The scrapple sandwich exists to put a crisp shell around something that has no structure of its own. Scrapple is a Pennsylvania Dutch loaf of pork scraps and cornmeal, soft to the point of spreadable when cold, and the sandwich is built entirely around the moment it hits a hot griddle. A slab is cut, laid on the flat-top, and left alone until one face sets into a hard, browned crust before it is flipped. That crust is the whole sandwich. Without it, scrapple between bread is a paste; with it, the cornmeal exterior shatters against a soft interior, and the bread is just there to carry it and absorb the fat.
The craft is patience at the griddle and restraint everywhere else. Scrapple slumps if it is moved too soon, so the slab is set down and not touched until it releases on its own, which is the same discipline a properly seared patty demands. It is cut thick enough to stay molten in the center while the outside crisps, because a thin slice fries through to dry and loses the contrast that defines it. The bread, white toast or a soft roll, is deliberately plain so it does not compete: it soaks the rendered pork fat, and a swipe of ketchup or mustard supplies the sharp acid that cuts a rich, salty, faintly offal-edged filling. This is a breakfast-counter sandwich by design, held hot in the pan and built to order in the time it takes to toast the bread.
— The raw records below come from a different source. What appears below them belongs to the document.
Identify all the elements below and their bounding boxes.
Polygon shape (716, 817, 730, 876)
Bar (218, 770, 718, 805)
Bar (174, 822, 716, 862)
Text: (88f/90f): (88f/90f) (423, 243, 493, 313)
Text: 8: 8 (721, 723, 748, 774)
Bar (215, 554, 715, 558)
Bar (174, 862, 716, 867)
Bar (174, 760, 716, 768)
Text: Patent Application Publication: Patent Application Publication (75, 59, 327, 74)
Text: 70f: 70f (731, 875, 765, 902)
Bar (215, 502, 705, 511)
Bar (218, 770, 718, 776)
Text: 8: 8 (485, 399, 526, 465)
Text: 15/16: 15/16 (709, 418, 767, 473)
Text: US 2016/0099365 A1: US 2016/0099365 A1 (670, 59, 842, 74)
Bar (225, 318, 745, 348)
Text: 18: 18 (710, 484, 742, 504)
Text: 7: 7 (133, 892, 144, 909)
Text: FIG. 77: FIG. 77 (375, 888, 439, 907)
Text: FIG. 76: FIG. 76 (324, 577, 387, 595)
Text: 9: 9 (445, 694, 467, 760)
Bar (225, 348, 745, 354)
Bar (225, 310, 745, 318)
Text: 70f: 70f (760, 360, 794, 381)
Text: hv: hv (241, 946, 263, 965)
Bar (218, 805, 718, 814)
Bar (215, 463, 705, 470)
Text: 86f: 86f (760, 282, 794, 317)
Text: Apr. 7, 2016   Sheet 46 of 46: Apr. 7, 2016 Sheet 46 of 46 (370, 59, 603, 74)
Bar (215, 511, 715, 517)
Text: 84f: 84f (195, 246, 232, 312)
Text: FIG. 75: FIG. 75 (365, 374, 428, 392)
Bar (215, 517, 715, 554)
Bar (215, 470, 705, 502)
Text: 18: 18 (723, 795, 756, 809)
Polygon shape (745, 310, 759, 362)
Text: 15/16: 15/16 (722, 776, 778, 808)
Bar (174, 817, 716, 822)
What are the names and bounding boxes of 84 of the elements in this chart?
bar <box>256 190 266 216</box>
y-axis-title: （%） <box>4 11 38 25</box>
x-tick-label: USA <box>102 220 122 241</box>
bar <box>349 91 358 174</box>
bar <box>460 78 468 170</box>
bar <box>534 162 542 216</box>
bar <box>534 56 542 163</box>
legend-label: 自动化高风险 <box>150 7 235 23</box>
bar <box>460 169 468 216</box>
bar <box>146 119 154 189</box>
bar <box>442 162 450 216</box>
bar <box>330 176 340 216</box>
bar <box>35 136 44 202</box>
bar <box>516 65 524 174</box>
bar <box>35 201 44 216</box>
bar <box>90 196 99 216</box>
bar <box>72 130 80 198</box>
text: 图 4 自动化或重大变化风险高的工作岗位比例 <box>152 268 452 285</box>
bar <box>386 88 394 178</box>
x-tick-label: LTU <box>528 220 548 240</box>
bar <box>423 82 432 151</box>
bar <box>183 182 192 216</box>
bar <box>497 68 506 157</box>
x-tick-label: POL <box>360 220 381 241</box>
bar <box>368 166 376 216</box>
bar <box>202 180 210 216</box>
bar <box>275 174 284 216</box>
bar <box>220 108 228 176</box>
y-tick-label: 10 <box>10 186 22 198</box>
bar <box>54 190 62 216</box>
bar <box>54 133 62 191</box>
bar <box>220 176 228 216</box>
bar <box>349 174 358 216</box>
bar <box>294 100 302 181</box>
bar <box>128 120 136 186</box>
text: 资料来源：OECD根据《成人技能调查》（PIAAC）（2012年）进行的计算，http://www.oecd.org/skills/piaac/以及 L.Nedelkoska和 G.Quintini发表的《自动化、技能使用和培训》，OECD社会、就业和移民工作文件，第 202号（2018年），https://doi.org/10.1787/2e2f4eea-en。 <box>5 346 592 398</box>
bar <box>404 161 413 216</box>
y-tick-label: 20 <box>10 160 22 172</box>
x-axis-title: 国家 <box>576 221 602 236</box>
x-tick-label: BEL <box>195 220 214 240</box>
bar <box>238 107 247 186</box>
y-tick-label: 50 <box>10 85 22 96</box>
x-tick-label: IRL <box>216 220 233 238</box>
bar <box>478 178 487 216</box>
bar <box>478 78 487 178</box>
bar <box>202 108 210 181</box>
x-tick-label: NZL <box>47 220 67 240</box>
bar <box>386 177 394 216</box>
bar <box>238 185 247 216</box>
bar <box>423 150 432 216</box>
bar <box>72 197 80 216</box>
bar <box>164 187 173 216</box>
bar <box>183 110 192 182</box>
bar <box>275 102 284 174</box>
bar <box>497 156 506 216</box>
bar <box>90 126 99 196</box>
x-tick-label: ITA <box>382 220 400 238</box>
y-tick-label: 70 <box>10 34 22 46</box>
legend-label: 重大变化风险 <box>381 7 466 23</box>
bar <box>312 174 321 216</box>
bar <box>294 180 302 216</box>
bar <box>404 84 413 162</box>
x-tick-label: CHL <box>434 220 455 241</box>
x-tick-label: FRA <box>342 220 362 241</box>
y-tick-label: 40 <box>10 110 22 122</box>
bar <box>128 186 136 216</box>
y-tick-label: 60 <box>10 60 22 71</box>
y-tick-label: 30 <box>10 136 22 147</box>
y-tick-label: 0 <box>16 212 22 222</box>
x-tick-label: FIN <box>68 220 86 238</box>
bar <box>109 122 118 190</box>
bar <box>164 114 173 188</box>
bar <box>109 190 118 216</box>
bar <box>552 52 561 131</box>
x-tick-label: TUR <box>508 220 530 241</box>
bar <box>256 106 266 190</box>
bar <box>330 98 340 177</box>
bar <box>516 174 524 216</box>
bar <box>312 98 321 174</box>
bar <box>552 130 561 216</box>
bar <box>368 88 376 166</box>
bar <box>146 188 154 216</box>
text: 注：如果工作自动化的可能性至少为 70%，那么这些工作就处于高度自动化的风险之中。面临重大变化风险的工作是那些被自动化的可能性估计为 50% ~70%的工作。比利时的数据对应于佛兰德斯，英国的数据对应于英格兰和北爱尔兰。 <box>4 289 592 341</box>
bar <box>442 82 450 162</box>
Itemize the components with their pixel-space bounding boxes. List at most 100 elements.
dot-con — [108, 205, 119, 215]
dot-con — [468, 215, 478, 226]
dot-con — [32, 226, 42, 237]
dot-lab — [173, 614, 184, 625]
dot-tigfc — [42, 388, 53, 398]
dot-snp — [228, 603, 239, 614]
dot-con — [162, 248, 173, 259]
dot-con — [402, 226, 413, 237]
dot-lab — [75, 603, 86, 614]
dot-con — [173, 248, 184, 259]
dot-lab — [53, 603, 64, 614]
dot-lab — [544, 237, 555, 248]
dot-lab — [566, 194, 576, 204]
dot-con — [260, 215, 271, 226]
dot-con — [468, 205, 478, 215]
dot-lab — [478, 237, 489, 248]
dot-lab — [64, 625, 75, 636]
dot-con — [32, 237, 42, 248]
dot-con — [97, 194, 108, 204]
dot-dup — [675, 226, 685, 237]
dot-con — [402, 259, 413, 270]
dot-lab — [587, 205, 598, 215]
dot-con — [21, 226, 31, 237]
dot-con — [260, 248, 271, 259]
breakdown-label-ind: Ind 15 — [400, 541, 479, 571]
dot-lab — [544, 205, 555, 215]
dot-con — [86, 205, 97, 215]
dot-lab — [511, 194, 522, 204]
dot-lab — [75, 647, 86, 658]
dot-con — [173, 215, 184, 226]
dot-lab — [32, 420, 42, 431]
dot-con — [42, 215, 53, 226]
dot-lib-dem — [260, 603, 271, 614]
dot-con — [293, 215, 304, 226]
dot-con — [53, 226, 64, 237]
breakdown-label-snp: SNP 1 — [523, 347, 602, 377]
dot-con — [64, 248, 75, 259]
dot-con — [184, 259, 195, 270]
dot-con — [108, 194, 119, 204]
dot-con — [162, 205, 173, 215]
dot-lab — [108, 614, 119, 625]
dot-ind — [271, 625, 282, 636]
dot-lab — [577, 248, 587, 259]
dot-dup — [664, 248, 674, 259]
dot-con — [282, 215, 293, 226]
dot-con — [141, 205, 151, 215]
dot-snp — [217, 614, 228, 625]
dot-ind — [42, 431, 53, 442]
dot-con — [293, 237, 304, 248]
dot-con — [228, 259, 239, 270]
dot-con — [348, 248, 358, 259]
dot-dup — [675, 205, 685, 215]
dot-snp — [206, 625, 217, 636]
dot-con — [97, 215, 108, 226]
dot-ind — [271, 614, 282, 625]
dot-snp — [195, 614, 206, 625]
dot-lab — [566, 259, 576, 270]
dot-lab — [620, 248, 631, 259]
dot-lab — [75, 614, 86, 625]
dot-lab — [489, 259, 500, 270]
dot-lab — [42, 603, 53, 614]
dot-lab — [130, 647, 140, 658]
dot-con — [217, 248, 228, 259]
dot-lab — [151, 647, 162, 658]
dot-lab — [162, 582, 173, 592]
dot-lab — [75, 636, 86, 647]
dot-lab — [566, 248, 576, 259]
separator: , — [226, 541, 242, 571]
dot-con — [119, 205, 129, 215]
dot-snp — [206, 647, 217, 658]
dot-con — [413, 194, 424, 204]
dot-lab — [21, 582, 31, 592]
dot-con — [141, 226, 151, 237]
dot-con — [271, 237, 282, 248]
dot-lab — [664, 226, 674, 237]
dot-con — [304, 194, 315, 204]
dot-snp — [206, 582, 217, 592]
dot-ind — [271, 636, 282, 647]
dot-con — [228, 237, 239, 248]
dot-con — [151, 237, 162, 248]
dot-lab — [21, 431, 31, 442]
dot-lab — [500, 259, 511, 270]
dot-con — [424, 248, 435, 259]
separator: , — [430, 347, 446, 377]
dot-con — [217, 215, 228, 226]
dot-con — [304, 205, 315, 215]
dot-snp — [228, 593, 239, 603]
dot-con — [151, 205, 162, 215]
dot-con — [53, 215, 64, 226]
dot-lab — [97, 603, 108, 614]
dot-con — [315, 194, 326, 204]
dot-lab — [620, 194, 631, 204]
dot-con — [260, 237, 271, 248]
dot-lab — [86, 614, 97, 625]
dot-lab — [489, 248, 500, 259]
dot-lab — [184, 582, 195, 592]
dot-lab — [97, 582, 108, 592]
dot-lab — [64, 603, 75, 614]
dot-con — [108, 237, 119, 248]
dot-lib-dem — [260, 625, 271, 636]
The variations stay close to the griddled-slab idea and mostly add to the morning build. An egg goes on top, fried hard so the yolk is a sauce; American cheese melts into the crust the way it does on a flat-top burger; some builds add the slab to a full breakfast roll alongside the egg. The closest relatives, livermush and goetta, are the same grain-bound pork logic from neighboring corners of the mid-Atlantic and Midwest, each particular to its own place. Those deserve their own articles rather than being crowded in here.